Some lady vet-tech tried to take her out of the room to do the shots and bloodwork, and though I told her to go with her, I think the vet tech wasn't too confident because Jenna gave a "HECK NO!!!" (only she doesn't know the work "heck" LOL!) So her Susie went in the other room and watched ever nasty think they had to do to her: taking blood to ensure we use the right anesthesia, a shot of steroids, a shot of antibiotics, and shoving the stuff deep into the ears. She's going in for them to be flushed and cleaned using the otoscope-thingy and re-packed with powerful ear gunk Tuesday after next. 

She was stellar through all, which is what I would expect. Even the toe-nail clipping that was long over-due. They will do them again when they put her to sleep for the procedure. 
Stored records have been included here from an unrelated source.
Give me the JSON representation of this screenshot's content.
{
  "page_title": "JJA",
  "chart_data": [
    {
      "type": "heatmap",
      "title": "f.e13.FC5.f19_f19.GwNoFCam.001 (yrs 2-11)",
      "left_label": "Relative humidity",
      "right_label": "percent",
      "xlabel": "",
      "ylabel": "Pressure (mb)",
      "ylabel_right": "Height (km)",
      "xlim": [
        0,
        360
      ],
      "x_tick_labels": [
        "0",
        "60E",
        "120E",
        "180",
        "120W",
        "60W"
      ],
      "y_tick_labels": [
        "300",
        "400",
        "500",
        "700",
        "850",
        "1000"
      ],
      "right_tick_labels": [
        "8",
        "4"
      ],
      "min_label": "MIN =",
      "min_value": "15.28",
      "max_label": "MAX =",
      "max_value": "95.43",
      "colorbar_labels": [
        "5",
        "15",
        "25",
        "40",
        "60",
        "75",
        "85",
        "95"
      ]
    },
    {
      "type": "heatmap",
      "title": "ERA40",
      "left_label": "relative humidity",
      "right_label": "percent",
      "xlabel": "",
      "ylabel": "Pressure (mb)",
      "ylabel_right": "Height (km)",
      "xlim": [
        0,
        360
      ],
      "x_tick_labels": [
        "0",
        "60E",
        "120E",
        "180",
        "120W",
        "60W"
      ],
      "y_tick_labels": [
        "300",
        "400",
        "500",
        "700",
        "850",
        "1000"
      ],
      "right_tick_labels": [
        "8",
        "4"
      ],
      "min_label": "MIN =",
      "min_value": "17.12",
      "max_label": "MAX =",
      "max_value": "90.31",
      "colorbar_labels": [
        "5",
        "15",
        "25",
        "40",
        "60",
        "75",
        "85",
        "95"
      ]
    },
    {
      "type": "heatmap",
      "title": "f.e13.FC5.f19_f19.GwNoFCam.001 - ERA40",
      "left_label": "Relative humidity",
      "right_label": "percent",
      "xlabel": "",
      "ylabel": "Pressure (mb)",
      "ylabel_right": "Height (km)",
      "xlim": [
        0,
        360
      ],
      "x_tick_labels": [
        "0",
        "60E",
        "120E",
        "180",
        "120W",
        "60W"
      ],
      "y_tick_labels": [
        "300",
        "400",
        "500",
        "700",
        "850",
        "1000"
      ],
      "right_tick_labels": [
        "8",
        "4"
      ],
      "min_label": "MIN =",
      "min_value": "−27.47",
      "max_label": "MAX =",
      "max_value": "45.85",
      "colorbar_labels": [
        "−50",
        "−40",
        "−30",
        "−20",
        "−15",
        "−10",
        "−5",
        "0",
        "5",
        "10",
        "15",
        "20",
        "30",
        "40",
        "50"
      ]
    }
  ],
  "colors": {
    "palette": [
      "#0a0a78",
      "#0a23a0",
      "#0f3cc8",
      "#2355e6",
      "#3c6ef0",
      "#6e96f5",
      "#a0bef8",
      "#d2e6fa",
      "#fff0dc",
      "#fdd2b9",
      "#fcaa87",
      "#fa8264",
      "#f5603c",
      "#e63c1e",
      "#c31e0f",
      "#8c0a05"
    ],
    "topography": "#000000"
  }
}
I brought her home and put her in the small kennel up front I set up for the puppies to play in, a day yard or park. I then brought Tiny Tinny (Tinuviel) out for her to meet her mother's dam. Seeing the oldest girl on my place and my youngest girl was fun. Jenna's pushing 13 years, and Tinny will be 12 weeks old tomorrow. What a trip. Jenna was always stellar with puppies. I could have spent my whole day out there just watching them. But alas, Work beckoned, and since they mangies all like to eat, I had to go.


----------



## Aly (May 26, 2011)

That's all a testament to your training and her character. Good job both of you!


----------